Комната, где допрашивали Юли, была чистой и стерильной, как операционная. Белые стены, белый пол и потолок, равномерно светящийся белым светом. Никаких теней, все высвечено с безжалостной резкостью. Девочка была заключена в подобие гроба или «железное легкое» далекого прошлого. Снаружи оставалась лишь бритая голова, а на ней — шапочка для магнитно–резонансной томографии. Кожа бледна и безупречна, как фарфор. Глаза — большие, зеленые. Веки оттянуты, так что глаза не могли закрыться, небольшой изящный аппаратик поставлял искусственные слезы, чтобы не высохла роговица. Голова зафиксирована так, что Юли вынуждена смотреть на экран. По нему медленно проползала вереница лиц, шепелявый голос просил опознать их. Юли молчала, стиснув челюсти. На щеке вздрагивал мускул — единственный признак того, что девочка терпела чудовищную, раздирающую нутро боль. Машина играла с нервными окончаниями, как пианист на концерте, постоянно модифицировала тон и аккорды, чтобы жертва не привыкла к боли.

В соседней комнате стояла за поляризующим стеклом, вделанным в стену, капитан–доктор Астер Гавилан, глава команды допросчиков. Она рассказала Шри, что девочка терпит индукцию боли уже двадцать часов, но не проявила склонности к сотрудничеству.

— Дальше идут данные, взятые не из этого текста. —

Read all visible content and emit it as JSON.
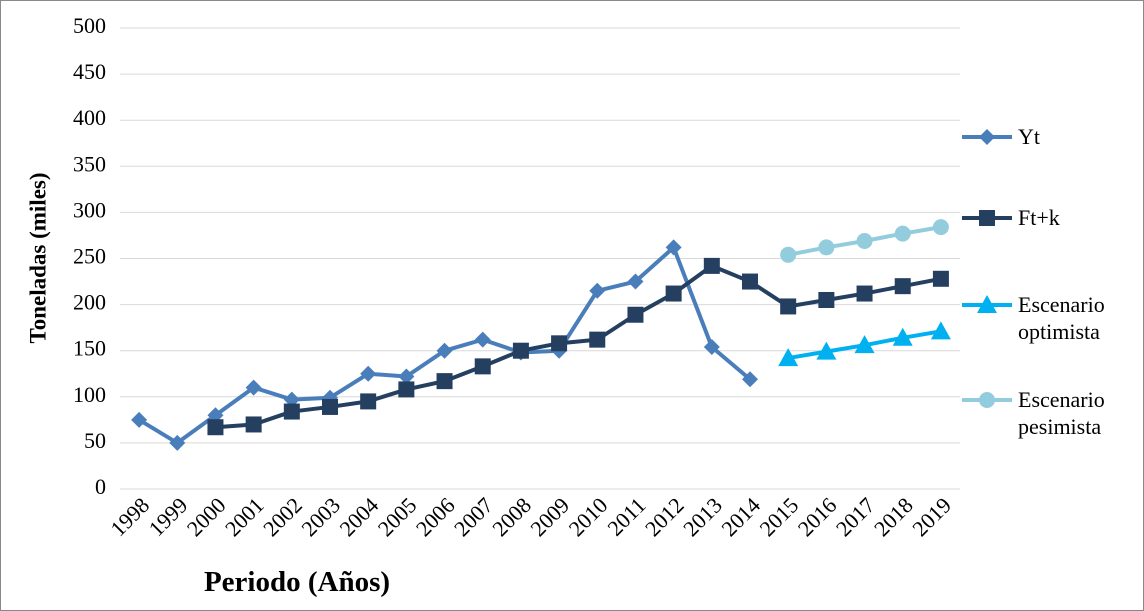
{
  "chart_data": {
    "type": "line",
    "x_label": "Periodo (Años)",
    "y_label": "Toneladas (miles)",
    "categories": [
      "1998",
      "1999",
      "2000",
      "2001",
      "2002",
      "2003",
      "2004",
      "2005",
      "2006",
      "2007",
      "2008",
      "2009",
      "2010",
      "2011",
      "2012",
      "2013",
      "2014",
      "2015",
      "2016",
      "2017",
      "2018",
      "2019"
    ],
    "series": [
      {
        "name": "Yt",
        "color": "#4a7ebb",
        "marker": "diamond",
        "values": [
          75,
          50,
          80,
          110,
          97,
          99,
          125,
          122,
          150,
          162,
          148,
          150,
          215,
          225,
          262,
          154,
          119,
          null,
          null,
          null,
          null,
          null
        ]
      },
      {
        "name": "Ft+k",
        "color": "#243f60",
        "marker": "square",
        "values": [
          null,
          null,
          67,
          70,
          84,
          89,
          95,
          108,
          117,
          133,
          150,
          158,
          162,
          189,
          212,
          242,
          225,
          198,
          205,
          212,
          220,
          228
        ]
      },
      {
        "name": "Escenario optimista",
        "color": "#00b0f0",
        "marker": "triangle",
        "values": [
          null,
          null,
          null,
          null,
          null,
          null,
          null,
          null,
          null,
          null,
          null,
          null,
          null,
          null,
          null,
          null,
          null,
          142,
          149,
          156,
          164,
          171
        ]
      },
      {
        "name": "Escenario pesimista",
        "color": "#93cddd",
        "marker": "circle",
        "values": [
          null,
          null,
          null,
          null,
          null,
          null,
          null,
          null,
          null,
          null,
          null,
          null,
          null,
          null,
          null,
          null,
          null,
          254,
          262,
          269,
          277,
          284
        ]
      }
    ],
    "ylim": [
      0,
      500
    ],
    "yticks": [
      0,
      50,
      100,
      150,
      200,
      250,
      300,
      350,
      400,
      450,
      500
    ],
    "grid": true,
    "legend": "right"
  }
}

— Конечно, мы начали с наркотиков, но они не сработали, — продолжила капитан. — Ее метаболизм необычен, нервная система — крайне необычна. Теперь мы используем боль. Но девочка выносит больше боли, чем кто–либо, испытывавшийся на этом приборе. Я знаю, она ощущает боль. В крови — повышенный уровень гистамина, большая активность нервной и эндокринной систем, сканы мозга тоже показывают активность… Девочка не блокирует боль. Совсем. Но не сдается. Поразительно.

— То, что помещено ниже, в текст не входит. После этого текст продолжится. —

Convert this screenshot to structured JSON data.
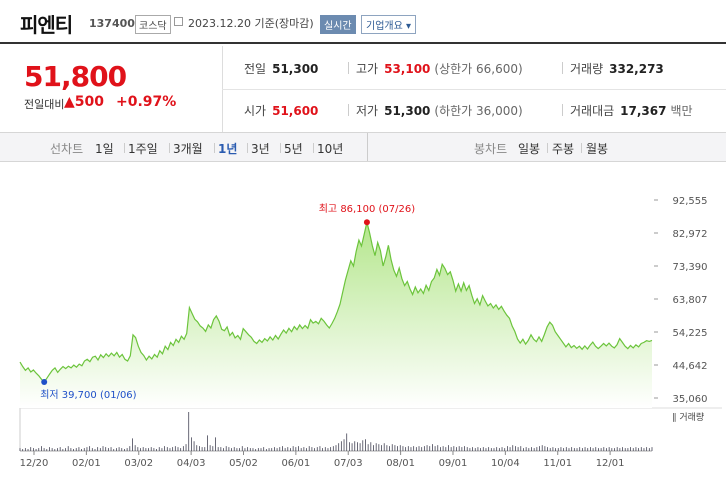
{
  "header": {
    "name": "피엔티",
    "code": "137400",
    "market": "코스닥",
    "date": "2023.12.20 기준(장마감)",
    "realtime": "실시간",
    "company_info": "기업개요 ▾"
  },
  "quote": {
    "price": "51,800",
    "change_label": "전일대비",
    "change": "▲500",
    "change_pct": "+0.97%"
  },
  "stats": [
    {
      "label": "전일",
      "value": "51,300",
      "red": false,
      "sub": ""
    },
    {
      "label": "고가",
      "value": "53,100",
      "red": true,
      "sub": "(상한가 66,600)"
    },
    {
      "label": "거래량",
      "value": "332,273",
      "red": false,
      "sub": ""
    },
    {
      "label": "시가",
      "value": "51,600",
      "red": true,
      "sub": ""
    },
    {
      "label": "저가",
      "value": "51,300",
      "red": false,
      "sub": "(하한가 36,000)"
    },
    {
      "label": "거래대금",
      "value": "17,367",
      "red": false,
      "sub": "백만"
    }
  ],
  "line_bar": {
    "label": "선차트",
    "items": [
      "1일",
      "1주일",
      "3개월",
      "1년",
      "3년",
      "5년",
      "10년"
    ],
    "selected": "1년"
  },
  "candle_bar": {
    "label": "봉차트",
    "items": [
      "일봉",
      "주봉",
      "월봉"
    ]
  },
  "volume_label": "거래량",
  "colors": {
    "up": "#e0121a",
    "line": "#6cc43c",
    "fill_top": "#b4e68c",
    "low_marker": "#1e50c8",
    "accent": "#2a5bb0"
  },
  "chart_data": {
    "type": "area",
    "x_ticks": [
      "12/20",
      "02/01",
      "03/02",
      "04/03",
      "05/02",
      "06/01",
      "07/03",
      "08/01",
      "09/01",
      "10/04",
      "11/01",
      "12/01"
    ],
    "y_ticks": [
      "92,555",
      "82,972",
      "73,390",
      "63,807",
      "54,225",
      "44,642",
      "35,060"
    ],
    "ylim": [
      35060,
      92555
    ],
    "series": [
      {
        "values": [
          45500,
          44200,
          43100,
          43800,
          42600,
          43200,
          42300,
          41500,
          40500,
          39700,
          40800,
          42000,
          43100,
          43800,
          42500,
          43400,
          44200,
          43600,
          44300,
          43800,
          44600,
          44000,
          44900,
          44400,
          45800,
          46300,
          45600,
          46900,
          47200,
          46100,
          47600,
          46800,
          47900,
          47100,
          48100,
          47300,
          48300,
          46900,
          47700,
          46300,
          45800,
          47300,
          53400,
          52600,
          50100,
          48300,
          47400,
          46100,
          47200,
          46400,
          47700,
          46900,
          48800,
          47900,
          50100,
          49100,
          51200,
          50300,
          52100,
          51200,
          53000,
          52100,
          53800,
          61300,
          59600,
          57900,
          57200,
          56000,
          55400,
          54400,
          56300,
          55400,
          57800,
          58900,
          57400,
          55000,
          54600,
          55700,
          53200,
          54100,
          52500,
          53200,
          52100,
          55200,
          54300,
          53400,
          52700,
          51500,
          50900,
          51900,
          51200,
          52300,
          51600,
          52800,
          51900,
          53200,
          52200,
          53600,
          54800,
          53900,
          55300,
          54300,
          55800,
          54900,
          56300,
          55200,
          56100,
          55300,
          57800,
          56800,
          57300,
          56600,
          58200,
          57400,
          56300,
          55400,
          56700,
          58200,
          60100,
          62300,
          65800,
          69300,
          72100,
          74900,
          73400,
          77700,
          80900,
          79200,
          82600,
          86100,
          83000,
          79300,
          76400,
          80200,
          77900,
          73400,
          76100,
          79400,
          75200,
          72200,
          70400,
          72800,
          69700,
          67700,
          68900,
          66700,
          65100,
          67300,
          65600,
          66700,
          65400,
          67800,
          66300,
          68900,
          69900,
          72400,
          70700,
          73900,
          72700,
          70900,
          71700,
          69200,
          66100,
          68200,
          66100,
          68500,
          66300,
          67700,
          64900,
          62500,
          63900,
          62100,
          64800,
          63200,
          61800,
          62500,
          61200,
          62100,
          60800,
          61700,
          60300,
          59100,
          58200,
          55900,
          54400,
          52200,
          51000,
          52100,
          50700,
          51800,
          53400,
          52100,
          51400,
          52800,
          51500,
          53500,
          55700,
          57100,
          56200,
          54300,
          53200,
          52100,
          51000,
          49900,
          50900,
          49700,
          50300,
          49500,
          50100,
          49200,
          50200,
          49300,
          50400,
          51300,
          50100,
          49400,
          50100,
          50900,
          50200,
          51000,
          50100,
          49600,
          50500,
          52300,
          51200,
          50100,
          49400,
          50300,
          49600,
          50500,
          49900,
          50900,
          51200,
          51700,
          51500,
          51800
        ]
      }
    ],
    "annotations": [
      {
        "text": "최고 86,100 (07/26)",
        "kind": "high"
      },
      {
        "text": "최저 39,700 (01/06)",
        "kind": "low"
      }
    ],
    "volume": [
      3,
      2,
      3,
      2,
      4,
      3,
      2,
      3,
      5,
      3,
      2,
      4,
      3,
      2,
      3,
      4,
      2,
      3,
      5,
      3,
      2,
      3,
      4,
      2,
      3,
      4,
      5,
      3,
      2,
      4,
      3,
      5,
      4,
      3,
      4,
      2,
      3,
      4,
      3,
      2,
      3,
      5,
      13,
      6,
      4,
      3,
      4,
      3,
      3,
      4,
      3,
      2,
      4,
      3,
      5,
      4,
      3,
      4,
      5,
      4,
      3,
      5,
      7,
      40,
      14,
      10,
      6,
      5,
      4,
      4,
      16,
      6,
      5,
      14,
      4,
      4,
      3,
      5,
      4,
      3,
      4,
      3,
      3,
      5,
      3,
      4,
      3,
      3,
      2,
      3,
      3,
      4,
      2,
      3,
      3,
      4,
      3,
      4,
      5,
      3,
      4,
      3,
      5,
      4,
      5,
      3,
      4,
      3,
      5,
      4,
      3,
      4,
      5,
      3,
      4,
      3,
      4,
      5,
      6,
      8,
      10,
      12,
      18,
      9,
      8,
      10,
      9,
      8,
      11,
      12,
      7,
      9,
      6,
      8,
      7,
      6,
      8,
      6,
      5,
      7,
      6,
      5,
      6,
      5,
      4,
      5,
      4,
      5,
      4,
      5,
      4,
      5,
      6,
      5,
      7,
      5,
      6,
      4,
      5,
      4,
      6,
      4,
      5,
      4,
      5,
      4,
      5,
      4,
      3,
      4,
      3,
      4,
      3,
      4,
      3,
      4,
      3,
      3,
      4,
      3,
      4,
      3,
      5,
      4,
      6,
      5,
      4,
      5,
      3,
      4,
      3,
      4,
      3,
      4,
      5,
      6,
      5,
      4,
      3,
      4,
      3,
      3,
      4,
      3,
      4,
      3,
      4,
      3,
      3,
      4,
      3,
      4,
      3,
      4,
      3,
      4,
      3,
      3,
      4,
      3,
      4,
      3,
      3,
      4,
      3,
      4,
      3,
      3,
      4,
      3,
      4,
      3,
      4,
      3,
      4,
      3,
      4
    ]
  }
}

— Я бы назвала это по–другому, — заметила Шри.

Капитан–доктор Гавилан была мулаткой средних лет, полногрудой и похожей на голубя. Она, по–птичьи склонив голову набок, уставилась на Шри и сообщила:

— Если вы разочарованы нашей работой, уверяю, в нашем распоряжении есть и другие методы. Например, нанесение увечий. Невежи обычно говорят о том, что дух и тело разделены. По моему опыту, дух быстро сдается, когда уничтожают тело. Самые упрямые и выносливые говорят, когда их начинают резать и жечь.